Blocking Akt1/p-Akt1 in HK2-overexpressing cells inhibits the stimulation of cell motility
To further confirm that the stimulation of Akt1 (p-Akt1) in HK2-overexpressing cells was responsible for the induced FN1 expression in this study, an Akt1 inhibitor (MK2206) was used to block induced Akt1/p-Akt1 expression in HeLa-Vec, HeLa-HK2, SiHa-Vec and SiHa-HK2 cells. As shown in Figure. 4 and Figure. S1, reduced Akt1, p-Akt1, FN1, MMP2 and MMP9 expression was observed in MK2206-treated HeLa-HK2 (Figure. 4A, p < 0.05), HeLa-Vec (Figure. S1D, p < 0.05), SiHa-HK2 (Figure. 4B, p < 0.05) and SiHa-Vec cells (Figure. S1E, p < 0.05) and this was accompanied by inhibited cell migratory and invasive capacities in HeLa-HK2 (Figure. 4D, p < 0.05) and SiHa-HK2 cells (Figure. 4E, p < 0.05). Additionally, Akt1/p-Akt1 expression was rescued in HK2-knockdown HeLa-shHK2 cells (Figure. 4C, p < 0.05) and control cells (Figure. S1F) via transient transfection of an Akt1 recombinant plasmid (pIRES2-AcGFP-Akt1). As shown in Figure. 4C, Akt1/p-Akt1 expression was recovered, FN1, MMP2, and MMP9 expression was increased (p < 0.05); cells exhibited enhanced migration and invasion (Figures. 4F, p < 0.05). All of these results further confirm that HK2 induces FN1, MMP2, and MMP9 expression by stimulating Akt1 (p-Akt1) in cervical cancer cells, subsequently enhancing cell motility.
To validate positive correlation between the expression of HK2 and Akt1, p-Akt1, FN1 in cervical cancer in vivo, serial sections of human squamous cervical carcinoma (SCC) samples (n = 15) were immunostained with antibodies specific for HK2, Akt1, p-Akt1, and FN1 (Figure. 4G). Furthermore, the positive correlation between HK2 and Akt1 (Figure. 4H, r = 0.2908, p = 0.0380), p-Akt1 (Figure. 4I, r = 0.2713, p = 0.0465), FN1 (Figure. 4J, r = 0.3214, p = 0.0275) expression in these SCC samples was confirmed by using Pearson correlation analysis. Additionally, the positive correlation between HK2 and Akt1 expression in cervical squamous cell carcinoma and endocervical adenocarcinoma (CESC) was confirmed from the GEPIA online database (Fig. 4K).

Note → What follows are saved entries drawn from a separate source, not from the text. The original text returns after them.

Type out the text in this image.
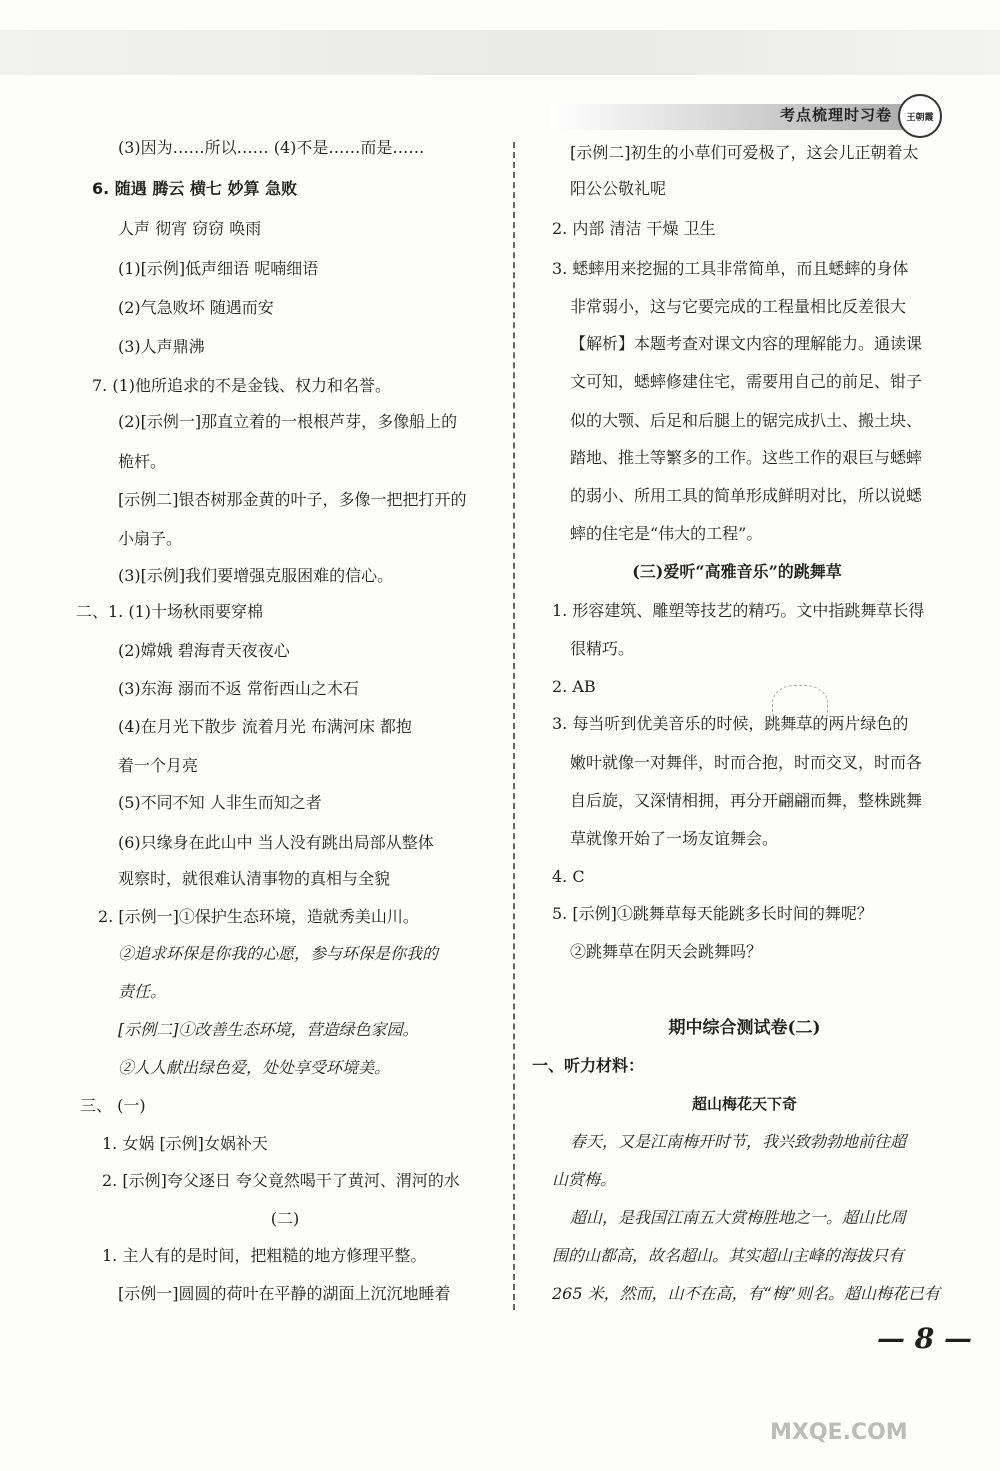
考点梳理时习卷	王朝霞
(3)因为……所以…… (4)不是……而是……
6. 随遇 腾云 横七 妙算 急败
人声 彻宵 窃窃 唤雨
(1)[示例]低声细语 呢喃细语
(2)气急败坏 随遇而安
(3)人声鼎沸
7. (1)他所追求的不是金钱、权力和名誉。
(2)[示例一]那直立着的一根根芦芽，多像船上的
桅杆。
[示例二]银杏树那金黄的叶子，多像一把把打开的
小扇子。
(3)[示例]我们要增强克服困难的信心。
二、1. (1)十场秋雨要穿棉
(2)嫦娥 碧海青天夜夜心
(3)东海 溺而不返 常衔西山之木石
(4)在月光下散步 流着月光 布满河床 都抱
着一个月亮
(5)不同不知 人非生而知之者
(6)只缘身在此山中 当人没有跳出局部从整体
观察时，就很难认清事物的真相与全貌
2. [示例一]①保护生态环境，造就秀美山川。
②追求环保是你我的心愿，参与环保是你我的
责任。
[示例二]①改善生态环境，营造绿色家园。
②人人献出绿色爱，处处享受环境美。
三、 (一)
1. 女娲 [示例]女娲补天
2. [示例]夸父逐日 夸父竟然喝干了黄河、渭河的水
(二)
1. 主人有的是时间，把粗糙的地方修理平整。
[示例一]圆圆的荷叶在平静的湖面上沉沉地睡着
[示例二]初生的小草们可爱极了，这会儿正朝着太
阳公公敬礼呢
2. 内部 清洁 干燥 卫生
3. 蟋蟀用来挖掘的工具非常简单，而且蟋蟀的身体
非常弱小，这与它要完成的工程量相比反差很大
【解析】本题考查对课文内容的理解能力。通读课
文可知，蟋蟀修建住宅，需要用自己的前足、钳子
似的大颚、后足和后腿上的锯完成扒土、搬土块、
踏地、推土等繁多的工作。这些工作的艰巨与蟋蟀
的弱小、所用工具的简单形成鲜明对比，所以说蟋
蟀的住宅是“伟大的工程”。
(三)爱听“高雅音乐”的跳舞草
1. 形容建筑、雕塑等技艺的精巧。文中指跳舞草长得
很精巧。
2. AB
3. 每当听到优美音乐的时候，跳舞草的两片绿色的
嫩叶就像一对舞伴，时而合抱，时而交叉，时而各
自后旋，又深情相拥，再分开翩翩而舞，整株跳舞
草就像开始了一场友谊舞会。
4. C
5. [示例]①跳舞草每天能跳多长时间的舞呢？
②跳舞草在阴天会跳舞吗？
期中综合测试卷(二)
一、听力材料：
超山梅花天下奇
春天，又是江南梅开时节，我兴致勃勃地前往超
山赏梅。
超山，是我国江南五大赏梅胜地之一。超山比周
围的山都高，故名超山。其实超山主峰的海拔只有
265 米，然而，山不在高，有“梅”则名。超山梅花已有
— 8 —
MXQE.COM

Interestingly, when the induction of Akt1 (p-Akt1) was blocked by MK2206 in HK2-overexpressing HeLa-HK2 (Figure. 4A, p < 0.05) and SiHa-HK2 cells (Figure. 4B, p < 0.05)), the protein level of HK2 was also significantly decreased. Conversely, when Akt1 (p-Akt1) expression was rescued via transfection of an Akt1 recombinant plasmid, HK2 expression was recovered and significantly increased in HeLa-shHK2 cells (Figure. 4C, p < 0.05). These results implied that there is likely crosstalk between HK2 and Akt1 (p-Akt1) regulating their expression during malignant progression in cervical cancer (Figure. 4L).